Snyder Named Chair Of Work Group
INDIANAPOLIS — Ivy Tech Community College President Thomas J. Snyder has been named to chair the National Council of State Directors of Community Colleges Nursing and Allied Health Professions Workgroup.
He is joined on the group by Montana University System Deputy Commissioner John Cech, Arkansas Associate of Two-Year Colleges Executive Director Edward Franklin, New Jersey Council of Country Colleges President Lawrence Nepoli and American Association of Community Colleges Director of Health Professions Policy Roxanne Fulcher. National Council of State Directors of Community Colleges is an affiliated council of the AACC.
The importance of community colleges in preparing nurses and allied health professionals to meet the nation’s need is strong and growing. Community colleges already educate the majority of these essential health care workers and are vital to ensuring the quality and availability of health care. New laws and policies call for new academic and career pathways. This workgroup will examine such laws and policies as well as facilitate discussion among community colleges about how to strengthen the capacity of associate degree programs to supply their communities with high quality health care professionals.
Community colleges provide accessible, affordable education to millions of health care professionals in every state. Without associate degree program graduates, communities would face an immeasurable health care crisis, making patient care and safety virtually impossible.
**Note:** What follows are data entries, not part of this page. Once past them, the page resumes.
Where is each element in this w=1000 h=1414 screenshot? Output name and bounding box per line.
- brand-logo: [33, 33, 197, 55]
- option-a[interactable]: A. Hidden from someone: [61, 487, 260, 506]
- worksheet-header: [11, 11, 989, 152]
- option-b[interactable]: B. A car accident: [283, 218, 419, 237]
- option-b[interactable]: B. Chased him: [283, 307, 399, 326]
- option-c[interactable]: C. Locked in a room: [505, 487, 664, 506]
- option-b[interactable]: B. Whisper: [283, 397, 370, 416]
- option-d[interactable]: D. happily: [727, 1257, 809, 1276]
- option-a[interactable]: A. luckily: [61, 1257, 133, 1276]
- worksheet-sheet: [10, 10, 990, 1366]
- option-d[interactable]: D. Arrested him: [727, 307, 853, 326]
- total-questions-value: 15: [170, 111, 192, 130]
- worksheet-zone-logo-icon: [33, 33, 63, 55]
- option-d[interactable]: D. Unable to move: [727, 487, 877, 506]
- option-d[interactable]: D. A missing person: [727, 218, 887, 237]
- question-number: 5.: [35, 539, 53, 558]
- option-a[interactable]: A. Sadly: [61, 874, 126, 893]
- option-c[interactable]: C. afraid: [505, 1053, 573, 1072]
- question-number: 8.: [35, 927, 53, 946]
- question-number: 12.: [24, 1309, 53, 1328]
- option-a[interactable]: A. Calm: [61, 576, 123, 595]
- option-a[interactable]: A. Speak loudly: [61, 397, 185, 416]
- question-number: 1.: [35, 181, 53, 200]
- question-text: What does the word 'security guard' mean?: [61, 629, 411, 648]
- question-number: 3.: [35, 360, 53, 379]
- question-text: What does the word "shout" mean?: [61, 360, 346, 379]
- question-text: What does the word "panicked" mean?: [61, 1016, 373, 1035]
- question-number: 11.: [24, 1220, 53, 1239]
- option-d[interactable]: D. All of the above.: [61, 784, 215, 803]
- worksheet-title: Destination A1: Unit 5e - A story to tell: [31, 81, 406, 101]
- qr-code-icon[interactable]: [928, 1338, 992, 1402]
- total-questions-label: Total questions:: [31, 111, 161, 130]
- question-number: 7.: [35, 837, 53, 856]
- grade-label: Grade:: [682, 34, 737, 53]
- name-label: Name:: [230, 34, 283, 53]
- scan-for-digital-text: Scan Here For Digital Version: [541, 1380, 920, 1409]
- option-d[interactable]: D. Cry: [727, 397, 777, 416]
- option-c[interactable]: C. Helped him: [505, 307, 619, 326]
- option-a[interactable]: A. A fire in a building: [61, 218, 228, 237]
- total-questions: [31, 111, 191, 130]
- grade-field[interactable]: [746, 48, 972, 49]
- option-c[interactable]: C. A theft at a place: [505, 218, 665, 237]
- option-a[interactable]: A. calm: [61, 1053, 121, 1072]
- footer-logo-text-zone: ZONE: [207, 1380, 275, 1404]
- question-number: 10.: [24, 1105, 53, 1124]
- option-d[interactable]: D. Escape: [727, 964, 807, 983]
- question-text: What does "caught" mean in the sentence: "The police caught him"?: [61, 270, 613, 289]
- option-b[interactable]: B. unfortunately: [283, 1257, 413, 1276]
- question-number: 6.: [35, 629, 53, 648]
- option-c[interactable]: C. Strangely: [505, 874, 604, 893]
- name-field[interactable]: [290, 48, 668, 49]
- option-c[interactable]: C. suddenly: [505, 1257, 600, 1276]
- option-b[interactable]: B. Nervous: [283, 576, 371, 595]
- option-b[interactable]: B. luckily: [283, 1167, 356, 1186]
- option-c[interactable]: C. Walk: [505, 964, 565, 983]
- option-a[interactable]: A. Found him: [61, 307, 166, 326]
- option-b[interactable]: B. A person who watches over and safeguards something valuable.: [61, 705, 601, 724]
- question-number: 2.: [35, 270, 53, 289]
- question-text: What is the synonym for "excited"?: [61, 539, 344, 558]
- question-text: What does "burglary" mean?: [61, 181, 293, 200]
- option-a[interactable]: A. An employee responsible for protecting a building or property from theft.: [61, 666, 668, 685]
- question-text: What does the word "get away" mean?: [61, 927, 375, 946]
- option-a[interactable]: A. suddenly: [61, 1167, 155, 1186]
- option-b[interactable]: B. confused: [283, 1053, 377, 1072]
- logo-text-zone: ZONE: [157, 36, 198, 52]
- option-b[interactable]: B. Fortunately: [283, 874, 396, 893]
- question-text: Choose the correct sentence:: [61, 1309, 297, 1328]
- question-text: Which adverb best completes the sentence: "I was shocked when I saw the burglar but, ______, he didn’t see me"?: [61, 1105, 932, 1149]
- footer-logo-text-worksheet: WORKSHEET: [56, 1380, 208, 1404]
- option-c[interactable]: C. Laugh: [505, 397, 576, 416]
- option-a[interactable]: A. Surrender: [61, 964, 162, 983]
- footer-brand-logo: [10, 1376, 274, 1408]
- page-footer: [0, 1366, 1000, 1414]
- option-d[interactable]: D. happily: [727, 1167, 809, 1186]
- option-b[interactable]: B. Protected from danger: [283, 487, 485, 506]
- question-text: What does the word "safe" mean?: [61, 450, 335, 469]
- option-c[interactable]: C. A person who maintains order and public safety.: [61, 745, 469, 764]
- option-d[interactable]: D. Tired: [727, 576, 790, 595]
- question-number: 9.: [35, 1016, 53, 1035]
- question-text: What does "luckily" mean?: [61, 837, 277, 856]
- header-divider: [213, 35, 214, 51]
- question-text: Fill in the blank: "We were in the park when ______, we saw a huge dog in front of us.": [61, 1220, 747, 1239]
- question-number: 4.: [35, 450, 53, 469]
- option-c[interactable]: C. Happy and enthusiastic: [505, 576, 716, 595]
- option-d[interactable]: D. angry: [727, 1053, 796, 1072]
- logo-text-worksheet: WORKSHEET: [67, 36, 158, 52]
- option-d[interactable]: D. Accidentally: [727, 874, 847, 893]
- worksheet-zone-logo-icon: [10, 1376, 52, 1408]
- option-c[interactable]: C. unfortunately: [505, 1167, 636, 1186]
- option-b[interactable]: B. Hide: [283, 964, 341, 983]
“A small contingent of special interest groups is advocating that certain hospitals—those seeking to attain ‘nursing magnet’ status—restrict employment only to RNs with a bachelor’s degree in nursing (BSN),” Snyder said. “Their efforts would have catastrophic results not just for RNs holding an associate degree in nursing (ADN), but for our nation’s health care system as a whole. And this may result in increased health care costs.
“One of my greatest concerns is that their position is supported by claims that just aren’t true,” Snyder continued. “Those promoting the BSN as a necessary prerequisite to a nursing career infer that ADN-prepared RNs provide a diminished quality of care as compared to BSN-prepared RNs. However, evidence does not support these claims. Even a well-publicized study conducted in 2010 by the Institute of Medicine of the National Academies of Science, found no causal relationship between the educational preparation of RNs and patient outcomes.
“Perhaps of equal concern is the fact that policy is not being driven by evidence. Patient care improves when more nurses care for fewer patients, yet focus is on RNs attaining a second undergraduate degree (BSN) that adds not a single new nurse to the workforce.”
Ivy Tech has nearly 2,000 students enrolled in its RN programs in any given term across the state. The school graduates 1,300 nurses a year, more than any school in the state of Indiana.